I think all of those differences can play a role in your case, and create this difference you observe in the number of usercuts applied.
1. The first difference is about strategies for filtering the cuts.
When you add usercuts with a callback, you call CPXXcutcallbackadd (assuming you are using C APIs).
As specified in the documentation (www.ibm.com/support/knowledgecenter/SSSA5P_12.6.3/ilog.odms.cplex.help/refcallablelibrary/mipapi/cutcallbackadd.html)
this callback has a parameter, 'int purgeable', that you can use to specify which strategy CPLEX should apply to manage your cut.

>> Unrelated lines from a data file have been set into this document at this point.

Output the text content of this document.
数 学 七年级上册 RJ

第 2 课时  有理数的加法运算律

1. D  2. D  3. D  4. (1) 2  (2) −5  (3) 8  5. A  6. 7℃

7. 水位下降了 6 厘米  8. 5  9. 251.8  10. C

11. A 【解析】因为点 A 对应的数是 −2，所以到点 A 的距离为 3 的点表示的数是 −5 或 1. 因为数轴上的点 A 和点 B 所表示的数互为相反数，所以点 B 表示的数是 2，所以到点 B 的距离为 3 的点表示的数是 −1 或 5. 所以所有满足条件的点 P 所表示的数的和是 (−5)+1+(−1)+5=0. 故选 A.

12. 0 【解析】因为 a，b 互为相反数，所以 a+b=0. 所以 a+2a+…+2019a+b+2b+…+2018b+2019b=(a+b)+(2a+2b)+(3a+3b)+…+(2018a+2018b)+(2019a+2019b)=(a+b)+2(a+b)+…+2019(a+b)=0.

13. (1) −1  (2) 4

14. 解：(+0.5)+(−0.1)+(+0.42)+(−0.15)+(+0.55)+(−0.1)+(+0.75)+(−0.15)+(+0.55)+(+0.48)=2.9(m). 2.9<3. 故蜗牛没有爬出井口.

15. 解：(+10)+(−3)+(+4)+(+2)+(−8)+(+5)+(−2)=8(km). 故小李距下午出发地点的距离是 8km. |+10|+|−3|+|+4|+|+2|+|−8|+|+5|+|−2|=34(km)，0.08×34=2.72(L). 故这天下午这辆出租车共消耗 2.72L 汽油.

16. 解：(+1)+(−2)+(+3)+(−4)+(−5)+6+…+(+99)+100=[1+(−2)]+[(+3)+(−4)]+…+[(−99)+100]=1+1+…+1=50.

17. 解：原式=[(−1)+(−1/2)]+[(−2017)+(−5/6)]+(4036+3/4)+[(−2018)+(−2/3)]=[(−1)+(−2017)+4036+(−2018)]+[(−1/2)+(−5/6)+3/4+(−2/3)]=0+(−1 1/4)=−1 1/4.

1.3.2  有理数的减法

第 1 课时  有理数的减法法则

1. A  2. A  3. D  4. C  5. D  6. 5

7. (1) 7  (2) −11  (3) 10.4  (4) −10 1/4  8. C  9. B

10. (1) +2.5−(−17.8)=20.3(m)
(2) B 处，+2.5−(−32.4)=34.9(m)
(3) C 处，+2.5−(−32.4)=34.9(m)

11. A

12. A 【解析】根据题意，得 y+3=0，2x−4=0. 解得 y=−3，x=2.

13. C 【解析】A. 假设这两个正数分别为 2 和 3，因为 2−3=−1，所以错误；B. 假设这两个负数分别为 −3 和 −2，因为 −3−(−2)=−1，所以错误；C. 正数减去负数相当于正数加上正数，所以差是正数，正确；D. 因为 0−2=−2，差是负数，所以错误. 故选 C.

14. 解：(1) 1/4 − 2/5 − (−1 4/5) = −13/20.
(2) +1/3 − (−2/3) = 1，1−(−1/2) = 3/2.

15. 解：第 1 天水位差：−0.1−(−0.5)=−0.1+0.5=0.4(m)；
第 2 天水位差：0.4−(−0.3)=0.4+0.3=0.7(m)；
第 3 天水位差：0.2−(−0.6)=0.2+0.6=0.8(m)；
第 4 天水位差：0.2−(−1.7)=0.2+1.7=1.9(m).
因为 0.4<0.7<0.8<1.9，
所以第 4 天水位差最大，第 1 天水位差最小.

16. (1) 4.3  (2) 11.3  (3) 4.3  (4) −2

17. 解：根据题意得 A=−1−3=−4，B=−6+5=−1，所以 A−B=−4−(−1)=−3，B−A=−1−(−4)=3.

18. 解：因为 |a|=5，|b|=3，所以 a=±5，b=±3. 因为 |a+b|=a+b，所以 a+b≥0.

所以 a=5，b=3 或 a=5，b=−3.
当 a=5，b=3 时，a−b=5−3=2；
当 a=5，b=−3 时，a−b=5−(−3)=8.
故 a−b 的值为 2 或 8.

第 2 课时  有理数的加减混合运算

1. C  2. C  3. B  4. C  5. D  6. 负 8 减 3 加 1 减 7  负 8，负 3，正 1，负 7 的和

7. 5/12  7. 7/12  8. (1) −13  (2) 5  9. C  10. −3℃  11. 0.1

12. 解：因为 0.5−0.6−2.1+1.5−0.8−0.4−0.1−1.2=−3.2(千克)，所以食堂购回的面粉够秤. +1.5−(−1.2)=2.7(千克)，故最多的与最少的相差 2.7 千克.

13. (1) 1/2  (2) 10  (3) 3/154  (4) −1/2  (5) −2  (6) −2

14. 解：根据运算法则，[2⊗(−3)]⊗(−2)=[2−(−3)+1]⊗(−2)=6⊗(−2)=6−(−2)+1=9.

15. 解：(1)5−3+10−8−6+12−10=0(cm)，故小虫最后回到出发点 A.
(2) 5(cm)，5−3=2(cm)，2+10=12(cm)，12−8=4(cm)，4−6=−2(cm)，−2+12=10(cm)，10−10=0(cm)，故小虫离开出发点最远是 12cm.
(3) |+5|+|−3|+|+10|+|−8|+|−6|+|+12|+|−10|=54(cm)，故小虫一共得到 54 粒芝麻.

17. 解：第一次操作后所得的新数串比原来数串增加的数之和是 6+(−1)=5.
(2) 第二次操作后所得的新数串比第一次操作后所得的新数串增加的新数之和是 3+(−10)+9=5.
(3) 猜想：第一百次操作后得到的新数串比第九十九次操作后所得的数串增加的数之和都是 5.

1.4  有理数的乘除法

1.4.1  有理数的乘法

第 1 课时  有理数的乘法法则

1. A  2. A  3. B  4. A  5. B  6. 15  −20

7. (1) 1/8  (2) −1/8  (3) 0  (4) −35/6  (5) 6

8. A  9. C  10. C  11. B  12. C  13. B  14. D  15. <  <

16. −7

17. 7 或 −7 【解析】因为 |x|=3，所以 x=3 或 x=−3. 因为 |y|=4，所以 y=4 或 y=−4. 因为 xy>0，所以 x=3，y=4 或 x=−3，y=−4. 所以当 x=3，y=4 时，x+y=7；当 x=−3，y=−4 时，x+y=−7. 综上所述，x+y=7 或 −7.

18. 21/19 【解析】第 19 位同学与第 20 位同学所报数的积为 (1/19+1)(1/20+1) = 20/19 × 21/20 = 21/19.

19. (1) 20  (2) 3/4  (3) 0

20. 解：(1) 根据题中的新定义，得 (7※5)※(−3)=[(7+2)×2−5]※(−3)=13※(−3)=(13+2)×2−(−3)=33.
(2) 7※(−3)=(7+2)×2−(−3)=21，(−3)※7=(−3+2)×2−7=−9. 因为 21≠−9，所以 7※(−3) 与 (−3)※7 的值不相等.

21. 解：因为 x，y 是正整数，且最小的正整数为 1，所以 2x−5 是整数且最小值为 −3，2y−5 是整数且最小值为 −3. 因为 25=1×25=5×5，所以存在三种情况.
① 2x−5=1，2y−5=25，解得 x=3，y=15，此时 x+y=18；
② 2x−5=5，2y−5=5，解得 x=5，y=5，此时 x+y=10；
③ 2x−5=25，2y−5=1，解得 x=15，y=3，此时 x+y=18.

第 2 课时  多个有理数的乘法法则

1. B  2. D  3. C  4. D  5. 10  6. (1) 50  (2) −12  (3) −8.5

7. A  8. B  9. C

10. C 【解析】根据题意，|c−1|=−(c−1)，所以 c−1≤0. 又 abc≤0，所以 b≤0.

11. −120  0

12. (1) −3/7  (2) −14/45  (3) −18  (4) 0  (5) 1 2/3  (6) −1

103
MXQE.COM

The possible values for purgeable are:
CPX_USECUT_FORCE:
The cut is added to the relaxation and stays there
CPX_USECUT_PURGE:
The cut is added to the relaxation but can be purged later on if CPLEX deems the cut ineffective.
CPX_USECUT_FILTER:
The cut is treated exactly as cuts generated by CPLEX; that is, CPLEX applies its filtering process and may not even add the cut to the relaxation, for example, if CPLEX deems other cuts more effective, or if the cut is too dense.
If you are using other APIs then nothing changes since you still have the same possibility.
On the contrary, you don't have any control on the strategies for filtering the cuts, with cuts stored in the usercut pool.
I can tell you that for usercut in the pool the strategy is equivalent to CPX_USECUT_PURGE above, but there is no way to change it.
This difference can play an important role if most of the user cuts are separated at the root node.
I don't know which strategy you are using when adding cuts from usercut callback, but if you use CPX_USECUT_FORCE then this might explain the differences.
Please note that the number of usercuts applied reported at the end in the log reflects the number of usercuts present in the final relaxation.
Thus, cuts that are added to the relaxation but then purged (i.e., removed) afterwards will not be counted in those final statistics.
2. The second difference is about strategies to give up with cut separation.
When your usercut callback is called, it receives on input the 'wherefrom' parameter, that in the case of a usercut callback can have 2 values:
CPX_CALLBACK_MIP_CUT_LOOP: callback called inside the CPLEX cut loop, when CPLEX is also generating its own cuts
CPX_CALLBACK_MIP_CUT_LAST: callback called after the CPLEX cut loop, when CPLEX has decided to stop generating its own cuts
So, usercuts stored in the pool are only separated together with CPLEX cuts, during CPLEX cut loop.
If you instead use a callback, then you can be more aggressive and separate usercuts also when CPLEX has decided to stop separating cuts.
3. The third difference is about separation strategies during the branch-and-bound, i.e., cut separation in the tree.
If you have a usercut callback installed, this is called at every node (every node with an optimal solution that is fractional, of course),
and thus you have a lot of flexibility in deciding when/if separating the cuts.
On the other hand, usercuts stored in the pool are separated only together with other CPLEX cuts.
In the tree, CPLEX is quite conservative with cut separation. It does not separate cuts at every node, but only at some nodes, depending on some internal rules/strategies.
Therefore there might be many nodes at which usercuts in the pool are not separated, but CPLEX stll calls the usercut callback.